Protein interactions play a key role in many cellular processes, such as transport, signaling and immune response. Molecular-scale modeling of protein assemblies traditionally relies on docking software that will generate sets of models of the targeted complex, whose quality will be assessed by comparing these with a single experimental reference structure.
The publication in spring 2021 of the structural prediction software Alpha-Fold2, followed this autumn by Alpha-Fold-Multimer, which is specifically dedicated to the prediction of protein assemblies, has profoundly changed the landscape of structural bioinformatics. Nevertheless, these remarkably efficient tools remain limited to a purely static vision of the objects they describe, whereas we now know that proteins and their complexes are indeed flexible objects, and that the dynamics of the interface between two proteins is a central element of its function.

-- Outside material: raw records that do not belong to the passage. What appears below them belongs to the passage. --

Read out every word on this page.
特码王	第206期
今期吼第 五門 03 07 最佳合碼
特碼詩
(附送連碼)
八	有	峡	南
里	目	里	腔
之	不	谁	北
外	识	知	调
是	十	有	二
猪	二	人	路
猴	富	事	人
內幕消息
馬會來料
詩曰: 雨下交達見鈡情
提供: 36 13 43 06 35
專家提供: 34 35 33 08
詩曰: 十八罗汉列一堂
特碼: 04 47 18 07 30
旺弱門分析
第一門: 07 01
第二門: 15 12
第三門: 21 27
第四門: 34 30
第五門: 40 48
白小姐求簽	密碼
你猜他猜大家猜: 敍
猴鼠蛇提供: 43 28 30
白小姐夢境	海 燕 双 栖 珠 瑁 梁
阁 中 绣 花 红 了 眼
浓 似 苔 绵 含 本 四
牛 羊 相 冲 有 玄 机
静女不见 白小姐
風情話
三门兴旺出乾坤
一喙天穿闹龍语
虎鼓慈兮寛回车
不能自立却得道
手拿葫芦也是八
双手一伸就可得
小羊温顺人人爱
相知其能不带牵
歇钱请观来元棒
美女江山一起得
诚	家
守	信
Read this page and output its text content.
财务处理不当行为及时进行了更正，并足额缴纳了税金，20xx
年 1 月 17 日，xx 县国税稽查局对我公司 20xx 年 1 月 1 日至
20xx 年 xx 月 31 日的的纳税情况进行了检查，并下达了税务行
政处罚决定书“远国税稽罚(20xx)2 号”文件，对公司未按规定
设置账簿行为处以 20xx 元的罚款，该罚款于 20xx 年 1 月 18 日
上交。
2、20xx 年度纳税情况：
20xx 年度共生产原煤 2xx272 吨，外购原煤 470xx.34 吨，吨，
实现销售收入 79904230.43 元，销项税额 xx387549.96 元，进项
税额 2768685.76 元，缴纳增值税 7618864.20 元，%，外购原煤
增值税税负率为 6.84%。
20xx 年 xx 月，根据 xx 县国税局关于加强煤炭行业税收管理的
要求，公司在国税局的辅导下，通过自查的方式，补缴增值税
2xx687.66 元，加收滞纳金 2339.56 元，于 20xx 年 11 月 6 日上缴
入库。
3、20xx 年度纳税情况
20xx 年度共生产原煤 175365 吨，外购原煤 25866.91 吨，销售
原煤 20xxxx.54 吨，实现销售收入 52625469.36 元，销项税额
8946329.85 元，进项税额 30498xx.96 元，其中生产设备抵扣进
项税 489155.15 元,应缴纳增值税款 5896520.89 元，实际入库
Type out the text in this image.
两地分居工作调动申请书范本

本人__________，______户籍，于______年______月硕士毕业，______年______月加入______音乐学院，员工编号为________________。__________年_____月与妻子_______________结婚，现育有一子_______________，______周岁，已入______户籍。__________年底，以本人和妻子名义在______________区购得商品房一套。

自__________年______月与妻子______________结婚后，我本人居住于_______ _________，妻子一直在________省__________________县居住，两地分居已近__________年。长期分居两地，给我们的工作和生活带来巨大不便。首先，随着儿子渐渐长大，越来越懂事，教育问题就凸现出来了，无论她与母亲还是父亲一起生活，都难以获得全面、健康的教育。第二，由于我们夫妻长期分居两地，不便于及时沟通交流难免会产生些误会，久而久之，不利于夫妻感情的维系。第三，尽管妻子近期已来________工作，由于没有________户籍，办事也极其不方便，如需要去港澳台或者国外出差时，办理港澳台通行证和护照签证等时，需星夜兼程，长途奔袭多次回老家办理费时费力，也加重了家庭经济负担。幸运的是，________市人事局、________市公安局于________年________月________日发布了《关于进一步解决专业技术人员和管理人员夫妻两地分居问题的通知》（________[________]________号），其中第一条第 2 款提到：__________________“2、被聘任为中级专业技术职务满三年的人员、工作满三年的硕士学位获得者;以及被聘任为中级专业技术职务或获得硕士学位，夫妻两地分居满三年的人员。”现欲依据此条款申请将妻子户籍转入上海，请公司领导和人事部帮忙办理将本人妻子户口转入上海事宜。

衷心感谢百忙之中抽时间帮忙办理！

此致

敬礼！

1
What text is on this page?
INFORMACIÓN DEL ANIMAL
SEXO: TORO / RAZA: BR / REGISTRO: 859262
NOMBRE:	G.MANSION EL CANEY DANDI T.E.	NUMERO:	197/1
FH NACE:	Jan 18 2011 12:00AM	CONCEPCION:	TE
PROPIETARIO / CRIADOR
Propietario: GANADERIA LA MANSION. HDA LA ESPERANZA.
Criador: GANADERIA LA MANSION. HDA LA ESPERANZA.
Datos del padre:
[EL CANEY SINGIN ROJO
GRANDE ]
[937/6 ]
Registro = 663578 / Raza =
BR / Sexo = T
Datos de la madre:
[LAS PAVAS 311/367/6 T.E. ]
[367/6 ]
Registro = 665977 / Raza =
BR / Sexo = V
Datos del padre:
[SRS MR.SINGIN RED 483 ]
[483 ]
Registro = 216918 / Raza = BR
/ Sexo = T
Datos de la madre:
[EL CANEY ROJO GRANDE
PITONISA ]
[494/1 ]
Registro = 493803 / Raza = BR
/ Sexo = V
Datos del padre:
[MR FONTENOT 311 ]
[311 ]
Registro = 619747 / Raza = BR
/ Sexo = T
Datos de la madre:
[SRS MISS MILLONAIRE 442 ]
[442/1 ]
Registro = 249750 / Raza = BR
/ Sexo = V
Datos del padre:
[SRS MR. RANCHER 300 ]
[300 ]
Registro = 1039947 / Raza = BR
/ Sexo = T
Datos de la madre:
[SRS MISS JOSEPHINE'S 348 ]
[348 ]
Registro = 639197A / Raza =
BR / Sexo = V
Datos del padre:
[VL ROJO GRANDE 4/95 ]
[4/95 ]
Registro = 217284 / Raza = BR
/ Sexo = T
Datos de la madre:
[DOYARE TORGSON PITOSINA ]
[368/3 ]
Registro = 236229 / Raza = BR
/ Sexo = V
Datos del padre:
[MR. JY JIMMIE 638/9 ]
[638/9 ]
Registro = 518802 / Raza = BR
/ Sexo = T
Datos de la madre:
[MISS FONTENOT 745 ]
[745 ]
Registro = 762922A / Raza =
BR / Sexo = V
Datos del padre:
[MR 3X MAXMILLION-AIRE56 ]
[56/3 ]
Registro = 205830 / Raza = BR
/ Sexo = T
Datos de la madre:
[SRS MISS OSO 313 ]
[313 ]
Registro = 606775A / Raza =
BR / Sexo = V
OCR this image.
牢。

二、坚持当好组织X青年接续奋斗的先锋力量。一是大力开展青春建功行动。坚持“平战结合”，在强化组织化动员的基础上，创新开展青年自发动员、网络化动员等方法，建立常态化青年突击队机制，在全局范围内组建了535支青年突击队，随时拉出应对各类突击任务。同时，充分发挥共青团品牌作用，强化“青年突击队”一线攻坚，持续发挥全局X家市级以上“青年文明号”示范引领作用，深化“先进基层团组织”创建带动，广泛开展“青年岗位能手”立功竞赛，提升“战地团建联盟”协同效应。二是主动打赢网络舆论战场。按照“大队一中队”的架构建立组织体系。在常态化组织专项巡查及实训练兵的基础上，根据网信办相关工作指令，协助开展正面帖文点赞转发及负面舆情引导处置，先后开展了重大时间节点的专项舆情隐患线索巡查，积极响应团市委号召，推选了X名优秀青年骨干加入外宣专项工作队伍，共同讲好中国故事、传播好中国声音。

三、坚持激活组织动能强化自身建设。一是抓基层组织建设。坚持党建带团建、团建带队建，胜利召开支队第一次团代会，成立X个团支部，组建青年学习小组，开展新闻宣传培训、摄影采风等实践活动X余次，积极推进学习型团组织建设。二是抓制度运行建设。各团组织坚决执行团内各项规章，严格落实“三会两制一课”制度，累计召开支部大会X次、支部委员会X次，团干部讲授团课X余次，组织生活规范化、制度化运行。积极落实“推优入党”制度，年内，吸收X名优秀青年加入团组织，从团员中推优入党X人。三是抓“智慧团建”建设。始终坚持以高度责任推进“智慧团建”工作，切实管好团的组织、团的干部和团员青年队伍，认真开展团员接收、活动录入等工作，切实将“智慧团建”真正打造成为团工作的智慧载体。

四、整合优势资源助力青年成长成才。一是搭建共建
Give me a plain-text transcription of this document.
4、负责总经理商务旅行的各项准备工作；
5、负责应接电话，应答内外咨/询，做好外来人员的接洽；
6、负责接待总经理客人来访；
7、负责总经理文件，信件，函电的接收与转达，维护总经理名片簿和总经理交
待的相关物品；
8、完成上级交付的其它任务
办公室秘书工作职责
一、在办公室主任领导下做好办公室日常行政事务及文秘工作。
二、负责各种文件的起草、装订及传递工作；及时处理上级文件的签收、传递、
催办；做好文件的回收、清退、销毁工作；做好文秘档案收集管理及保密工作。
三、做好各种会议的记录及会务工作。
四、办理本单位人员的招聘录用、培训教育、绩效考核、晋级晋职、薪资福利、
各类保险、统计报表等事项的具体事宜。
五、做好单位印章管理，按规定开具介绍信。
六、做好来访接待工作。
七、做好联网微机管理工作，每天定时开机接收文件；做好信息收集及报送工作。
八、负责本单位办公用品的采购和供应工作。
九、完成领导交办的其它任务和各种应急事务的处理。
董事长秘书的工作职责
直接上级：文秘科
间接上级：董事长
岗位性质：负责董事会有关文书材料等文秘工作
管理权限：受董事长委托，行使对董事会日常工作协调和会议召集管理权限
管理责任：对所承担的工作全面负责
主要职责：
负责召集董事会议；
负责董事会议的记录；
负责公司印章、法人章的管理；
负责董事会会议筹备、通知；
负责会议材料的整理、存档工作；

The aim of the DynaBench project is therefore to decipher and characterize the dynamics at the level of protein interfaces formed by complexes of biological interest. To achieve this, GENCI's exceptional allocation of 90 million CPU hours on Joliot-Curie has enabled Molecular Dynamics calculations to be carried out on all 250 protein complexes that form the Docking-Benchmark 5.5, a reference database for modelers that includes systems
belonging to a variety of functional groups. Analysis of the trajectories thus generated (which will be made available to the scientific community) will make it possible to characterize these interfaces from a dynamic perspective and to better understand, at the atomic scale, how these objects interact in the cell to achieve their biological function.
In 2023, this project is being funded via the Bosphorus CHP in collabo- ration with Turkey.